Mittags: Der Feind setzt seine Anstrengungen gegen Riva beharrlich fort, möglicherweise um uns zu verleiten, neue Kräfte zu zeigen. Die von den Italienern genommenen Gräben südlich Sperone wurden gesäubert, jedoch nicht mehr besetzt. Gestern abends gelang es dem Gegner, in unsere dortige Stellung an der Defensionsmauer einzudringen; ein Gegenangriff einer Kompagnie scheiterte. Wir haben im ganzen Abschnitt Riva (zwischen Gaverdina und Biaena) 18 km Frontraum nur 6 Bataillone und 700 Standschützen.

Bei der 5. Armee wurde das befehlsgemäß eröffnete Artilleriefeuer vom Feind relativ wenig erwidert. Alle Stellungen der Italiener sind dicht besetzt; vor Plava erwarteten sie erwiesenermaßen einen Nachtangriff.

Nach den Abendmeldungen unterliegt es keinem Zweifel, dass die Italiener nun größere Gegenmaßnahmen an unserer Angriffsfront treffen: Erhöhte Bautätigkeit, Ausschaufeln der Verteidigungslinien, lebhafter Train und Autoverkehr, Feststellung von Trainlagern. Kundschafternachrichten sprechen auch von größeren Truppenversammlungen in allen möglichen rückwärtigen Räumen; dagegen behaupten die Nachrichten von der 5. Armee, dass dort alle Stellungen dicht besetzt sind. Manche dort festgestellten Truppenbewegungen können eher als Märsche zur Front gedeutet werden. Und im Vrata - Vrsić Abschnitt wurde sogar ein neues, von der Tiroler Westfront her verschobenes Alpini Regiment festgestellt.

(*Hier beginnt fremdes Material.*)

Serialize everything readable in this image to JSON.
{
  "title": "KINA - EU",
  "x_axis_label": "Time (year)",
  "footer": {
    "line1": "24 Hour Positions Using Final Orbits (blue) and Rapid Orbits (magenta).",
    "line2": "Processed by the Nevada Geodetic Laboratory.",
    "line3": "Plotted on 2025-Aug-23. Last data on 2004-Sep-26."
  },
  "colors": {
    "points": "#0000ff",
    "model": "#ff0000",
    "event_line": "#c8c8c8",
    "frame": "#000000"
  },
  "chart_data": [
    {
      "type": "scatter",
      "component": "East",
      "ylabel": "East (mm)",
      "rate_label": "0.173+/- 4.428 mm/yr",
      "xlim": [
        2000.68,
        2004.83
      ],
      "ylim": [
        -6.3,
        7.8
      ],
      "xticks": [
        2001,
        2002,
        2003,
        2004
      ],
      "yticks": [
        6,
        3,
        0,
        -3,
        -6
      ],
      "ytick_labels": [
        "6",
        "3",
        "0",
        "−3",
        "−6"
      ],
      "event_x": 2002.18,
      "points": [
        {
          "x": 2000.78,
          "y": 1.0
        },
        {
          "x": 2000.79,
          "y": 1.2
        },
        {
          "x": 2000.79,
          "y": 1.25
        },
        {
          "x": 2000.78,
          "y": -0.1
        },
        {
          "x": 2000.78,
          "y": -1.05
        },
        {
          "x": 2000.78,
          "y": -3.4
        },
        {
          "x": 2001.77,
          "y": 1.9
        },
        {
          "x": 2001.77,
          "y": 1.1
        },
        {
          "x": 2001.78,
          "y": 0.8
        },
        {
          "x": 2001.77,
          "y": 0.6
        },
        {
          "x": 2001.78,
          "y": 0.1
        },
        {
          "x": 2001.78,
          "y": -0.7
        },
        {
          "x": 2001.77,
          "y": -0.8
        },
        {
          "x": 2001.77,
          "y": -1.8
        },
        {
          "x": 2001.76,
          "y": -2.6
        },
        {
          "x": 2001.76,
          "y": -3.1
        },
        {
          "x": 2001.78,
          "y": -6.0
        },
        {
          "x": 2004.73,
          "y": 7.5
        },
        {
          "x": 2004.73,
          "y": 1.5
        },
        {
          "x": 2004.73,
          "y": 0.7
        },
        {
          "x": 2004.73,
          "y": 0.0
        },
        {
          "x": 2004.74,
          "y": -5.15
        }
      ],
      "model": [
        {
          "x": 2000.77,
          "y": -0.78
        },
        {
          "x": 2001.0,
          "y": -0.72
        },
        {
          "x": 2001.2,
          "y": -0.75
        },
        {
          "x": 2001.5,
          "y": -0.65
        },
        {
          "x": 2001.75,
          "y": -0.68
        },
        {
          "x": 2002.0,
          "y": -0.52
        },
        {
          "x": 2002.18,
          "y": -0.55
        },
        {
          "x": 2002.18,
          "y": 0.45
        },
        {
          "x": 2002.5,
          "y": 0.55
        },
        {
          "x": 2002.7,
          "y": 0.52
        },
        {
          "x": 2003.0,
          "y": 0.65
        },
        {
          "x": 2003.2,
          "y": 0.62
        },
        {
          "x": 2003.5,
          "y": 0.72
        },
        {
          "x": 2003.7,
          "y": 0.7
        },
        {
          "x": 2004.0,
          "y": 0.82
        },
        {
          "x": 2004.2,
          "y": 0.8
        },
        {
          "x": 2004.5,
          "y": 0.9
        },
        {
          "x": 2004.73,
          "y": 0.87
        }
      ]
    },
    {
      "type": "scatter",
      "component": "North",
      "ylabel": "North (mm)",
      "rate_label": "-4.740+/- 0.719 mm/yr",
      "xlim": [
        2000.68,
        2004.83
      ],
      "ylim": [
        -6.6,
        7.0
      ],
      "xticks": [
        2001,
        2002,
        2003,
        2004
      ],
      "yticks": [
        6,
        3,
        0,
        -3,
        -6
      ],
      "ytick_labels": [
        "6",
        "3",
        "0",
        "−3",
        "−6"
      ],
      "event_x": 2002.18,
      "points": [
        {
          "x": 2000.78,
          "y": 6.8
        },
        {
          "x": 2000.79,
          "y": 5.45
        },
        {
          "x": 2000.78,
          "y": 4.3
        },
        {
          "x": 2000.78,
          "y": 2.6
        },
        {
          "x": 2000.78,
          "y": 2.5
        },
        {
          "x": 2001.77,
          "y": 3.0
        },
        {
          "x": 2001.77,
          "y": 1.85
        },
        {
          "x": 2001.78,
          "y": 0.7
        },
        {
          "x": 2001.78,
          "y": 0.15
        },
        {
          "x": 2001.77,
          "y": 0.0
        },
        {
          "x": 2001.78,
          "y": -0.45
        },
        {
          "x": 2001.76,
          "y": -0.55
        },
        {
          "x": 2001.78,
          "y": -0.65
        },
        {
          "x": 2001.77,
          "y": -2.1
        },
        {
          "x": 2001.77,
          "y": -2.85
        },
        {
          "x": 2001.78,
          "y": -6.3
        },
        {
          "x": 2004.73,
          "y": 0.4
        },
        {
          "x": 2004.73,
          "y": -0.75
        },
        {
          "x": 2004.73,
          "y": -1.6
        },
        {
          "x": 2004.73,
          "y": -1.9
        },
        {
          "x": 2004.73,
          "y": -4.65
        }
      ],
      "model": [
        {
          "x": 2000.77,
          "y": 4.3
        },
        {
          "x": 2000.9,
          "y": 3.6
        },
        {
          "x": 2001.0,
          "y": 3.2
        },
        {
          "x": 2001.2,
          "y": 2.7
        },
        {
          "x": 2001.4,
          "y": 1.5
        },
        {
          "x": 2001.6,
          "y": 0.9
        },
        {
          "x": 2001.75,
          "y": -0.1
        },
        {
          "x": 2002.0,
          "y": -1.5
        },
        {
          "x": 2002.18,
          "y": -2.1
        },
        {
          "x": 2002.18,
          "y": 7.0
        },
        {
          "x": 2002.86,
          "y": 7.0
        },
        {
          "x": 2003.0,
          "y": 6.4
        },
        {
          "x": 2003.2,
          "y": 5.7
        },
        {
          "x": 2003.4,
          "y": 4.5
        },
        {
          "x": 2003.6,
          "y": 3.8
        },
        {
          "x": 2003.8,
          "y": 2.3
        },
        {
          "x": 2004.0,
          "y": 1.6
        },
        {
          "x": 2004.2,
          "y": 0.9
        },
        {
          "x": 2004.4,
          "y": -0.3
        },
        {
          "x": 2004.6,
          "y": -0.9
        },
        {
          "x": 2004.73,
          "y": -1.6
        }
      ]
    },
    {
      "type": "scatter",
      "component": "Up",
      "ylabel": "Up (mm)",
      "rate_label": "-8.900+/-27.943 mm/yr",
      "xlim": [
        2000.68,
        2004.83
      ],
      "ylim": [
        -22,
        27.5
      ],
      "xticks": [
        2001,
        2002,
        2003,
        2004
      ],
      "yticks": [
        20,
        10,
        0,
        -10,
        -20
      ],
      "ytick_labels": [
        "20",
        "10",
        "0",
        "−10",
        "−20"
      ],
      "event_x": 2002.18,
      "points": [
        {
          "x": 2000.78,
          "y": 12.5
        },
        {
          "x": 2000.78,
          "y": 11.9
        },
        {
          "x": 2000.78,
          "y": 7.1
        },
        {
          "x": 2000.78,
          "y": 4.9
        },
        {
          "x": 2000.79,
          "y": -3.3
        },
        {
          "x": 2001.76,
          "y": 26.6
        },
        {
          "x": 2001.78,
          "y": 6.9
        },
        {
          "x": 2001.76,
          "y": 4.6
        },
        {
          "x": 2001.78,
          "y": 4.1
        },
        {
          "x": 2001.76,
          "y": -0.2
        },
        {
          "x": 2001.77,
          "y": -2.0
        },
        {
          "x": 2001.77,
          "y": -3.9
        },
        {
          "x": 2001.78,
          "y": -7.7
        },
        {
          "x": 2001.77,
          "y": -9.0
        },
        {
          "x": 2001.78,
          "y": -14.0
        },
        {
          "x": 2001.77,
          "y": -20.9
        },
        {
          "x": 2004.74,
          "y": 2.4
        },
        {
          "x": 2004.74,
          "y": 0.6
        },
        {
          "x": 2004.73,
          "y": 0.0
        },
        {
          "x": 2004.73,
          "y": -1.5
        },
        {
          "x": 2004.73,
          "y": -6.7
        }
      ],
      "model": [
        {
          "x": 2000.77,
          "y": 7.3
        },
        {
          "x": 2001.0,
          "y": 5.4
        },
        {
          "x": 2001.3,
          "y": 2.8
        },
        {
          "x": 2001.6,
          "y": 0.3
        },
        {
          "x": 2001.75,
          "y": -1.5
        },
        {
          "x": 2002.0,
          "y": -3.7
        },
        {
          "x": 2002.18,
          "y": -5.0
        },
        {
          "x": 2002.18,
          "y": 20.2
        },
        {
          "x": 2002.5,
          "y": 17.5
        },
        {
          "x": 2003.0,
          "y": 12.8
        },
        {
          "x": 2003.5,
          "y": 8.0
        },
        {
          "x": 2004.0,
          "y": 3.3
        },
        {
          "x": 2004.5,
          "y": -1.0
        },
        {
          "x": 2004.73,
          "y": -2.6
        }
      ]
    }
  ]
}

Im Angriffsabschnitt ist die ganze schwere Artillerie, 72 Batterien in Stellung; Pflug wird übrigens noch einige aus dem Hinterland zusammenbringen. Dazu 97 Feldbatterien: Wir sind also wirklich beisammen und es wäre Zeit, dass der Pfropfen einmal losgeht. Recht unangenehm ist es auch, dass an der Verratsgeschichte doch etwas dran ist. Am letzten Märztag desertierte ein Landsturm-Sappeurfeldwebel (anscheinend ein Ungar, Vaja) , der immerhin einige Kenntnis von der Artillerie und einigen sonstigen Vorgängen im Angriffsraum gehabt haben dürfte. - Ich will noch die morgige Schneemeldung abwarten und dann wieder einmal anklopfen. Das ist keine Nervosität; denn wenn der Angriff selbst am 20. beginnen sollte, so müssten die großen Truppenbewegungen am 16. einsetzen und morgen ist der 12., daher müsste spätestens von morgen an in 3 Tagen befohlen werden.